Tom laughs. ‘My dad used to sing this to me. He loved music but was completely tone deaf. It’s where I inherited my talent.’
Rachel laughs and is strangely touched by this shared confidence. ‘Do your parents live nearby?’
‘They’re both dead, I’m afraid, and in answer to your question, we grew up in Norfolk.’
‘Sorry to hear that’
‘Ah Norfolk isn’t so bad’
‘No, I meant –’
‘Rachel? That was a joke. It’s OK. It’s few years back now and they were older than your average parents. Dad got cancer and died within a few months and Mum couldn’t really survive without him. She had a heart attack about six months later. My older sister, Viv, and I always say she died of a broken heart.’
‘Oh Tom, that’s so sad.’
‘Yes it is, but they had each other for nearly fifty years and surely it’s better to have that kind of connection with another person?’
‘Better to have lived and loved? I’ve always thought so.’
‘Come on then, your turn. Bowie’s nearly finished. Surely you need to have a tune on or penalties will have to be faced?’
‘I see the man play to win, no? Right, try this one, mate.’ The opening tones of Stevie Wonder’s ‘Lately’ fill the room.
‘Nice move. Although of course, if you had chosen ‘I Just Called’ you would have been downing that bottle.’
‘True, but even geniuses have their off days.’
‘Indeed we do. So how are you then, Mrs Summers?’

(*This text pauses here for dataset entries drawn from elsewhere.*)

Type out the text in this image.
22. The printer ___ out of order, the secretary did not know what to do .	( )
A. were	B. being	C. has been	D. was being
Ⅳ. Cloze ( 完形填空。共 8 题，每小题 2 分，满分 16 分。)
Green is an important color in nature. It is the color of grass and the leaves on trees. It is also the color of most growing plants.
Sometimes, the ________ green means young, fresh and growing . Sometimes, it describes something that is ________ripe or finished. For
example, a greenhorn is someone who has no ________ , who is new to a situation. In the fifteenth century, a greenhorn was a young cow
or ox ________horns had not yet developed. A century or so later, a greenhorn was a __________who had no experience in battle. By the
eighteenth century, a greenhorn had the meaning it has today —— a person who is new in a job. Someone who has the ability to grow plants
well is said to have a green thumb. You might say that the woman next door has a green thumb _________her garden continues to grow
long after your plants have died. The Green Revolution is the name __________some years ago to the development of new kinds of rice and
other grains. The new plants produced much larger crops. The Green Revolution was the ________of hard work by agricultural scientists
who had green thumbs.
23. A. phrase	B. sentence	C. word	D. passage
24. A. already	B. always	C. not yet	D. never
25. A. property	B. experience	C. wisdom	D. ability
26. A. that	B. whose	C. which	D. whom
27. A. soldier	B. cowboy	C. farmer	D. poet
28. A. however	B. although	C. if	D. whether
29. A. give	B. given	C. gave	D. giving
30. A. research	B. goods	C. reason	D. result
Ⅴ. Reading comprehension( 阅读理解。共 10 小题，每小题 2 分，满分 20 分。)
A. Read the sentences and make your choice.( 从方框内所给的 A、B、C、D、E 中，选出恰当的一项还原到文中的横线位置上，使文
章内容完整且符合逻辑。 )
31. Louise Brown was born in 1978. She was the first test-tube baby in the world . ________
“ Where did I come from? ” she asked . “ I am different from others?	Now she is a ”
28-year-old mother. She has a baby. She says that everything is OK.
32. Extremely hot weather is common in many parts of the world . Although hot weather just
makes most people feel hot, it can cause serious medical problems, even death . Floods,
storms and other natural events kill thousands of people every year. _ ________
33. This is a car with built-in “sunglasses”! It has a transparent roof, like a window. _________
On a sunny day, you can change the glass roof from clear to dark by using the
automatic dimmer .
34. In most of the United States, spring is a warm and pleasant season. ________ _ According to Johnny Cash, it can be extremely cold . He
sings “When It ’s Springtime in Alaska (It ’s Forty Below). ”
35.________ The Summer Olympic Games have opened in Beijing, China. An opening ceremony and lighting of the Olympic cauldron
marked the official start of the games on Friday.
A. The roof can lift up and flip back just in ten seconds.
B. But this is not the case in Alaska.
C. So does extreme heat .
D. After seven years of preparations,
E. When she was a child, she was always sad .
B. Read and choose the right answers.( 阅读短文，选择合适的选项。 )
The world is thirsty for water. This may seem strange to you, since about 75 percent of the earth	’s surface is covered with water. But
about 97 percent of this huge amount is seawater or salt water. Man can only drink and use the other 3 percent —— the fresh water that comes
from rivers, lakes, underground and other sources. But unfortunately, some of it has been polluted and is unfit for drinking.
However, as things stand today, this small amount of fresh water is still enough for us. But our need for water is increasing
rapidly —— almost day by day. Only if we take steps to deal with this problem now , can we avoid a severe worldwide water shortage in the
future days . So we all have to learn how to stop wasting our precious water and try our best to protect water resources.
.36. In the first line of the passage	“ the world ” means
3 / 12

Tom is looking earnest now and Rachel isn’t sure if she wants to take the conversation down this route. She’s enjoying a bit of flirtatious banter and doesn’t want to spoil it. She sighs and looks slightly vague. ‘Oh, you know.’
‘Ah, you don’t want to talk about it.’
‘No, it’s not that, it’s just that I really need to talk to Steve and haven’t had the chance.’
‘Hmm, sounds serious.’
‘Well, not as serious as Third World poverty, but important in our lives.’
‘Sorry, Rachel, I didn’t mean to pry.’ Tom looks slightly embarrassed and Rachel feels guilty.
‘It’s OK, really it is. Oh shit I’m making this into more than it is. Right, well Steve can’t be bothered to come home and talk to me properly, so you are officially my designated male for the evening.’ Rachel thinks Tom might be blushing, but she’s had too much wine to stop now. ‘Steve wants us to move to Edinburgh.’
‘Right,’ says Tom as if he’s waiting for the punchline.
‘That’s it.’
‘Right,’ repeats Tom, ‘and that’s bad because –’
‘Because it’s so far away from everything we have here; from my family, my friends. I mean, surely you’d miss me!’
‘Of course, of course,’ says Tom nodding with enthusiasm.
‘And he knew about it over a month ago and didn’t tell me about it.’
‘Ah.’
‘So I’m frankly furious and would like to discuss it with him rationally.’
‘I see.’
‘Well?’
‘What?’
‘You need to tell me why I should go and how great it could be and how unreasonable I’m being.’
‘Do you think you’re being unreasonable?’
Rachel considers this question. She knows the answer. ‘I just wish he could have talked to me about it earlier, discussed it properly, from the beginning. Not waited until it was a done deal.’
‘Well, on behalf of Steve and men everywhere, I would like to apologise for our general crapness. We are weak and feeble beings and essentially simpletons at heart.’
Rachel laughs. ‘OK, I’m sorry, I shouldn’t be ranting at you.’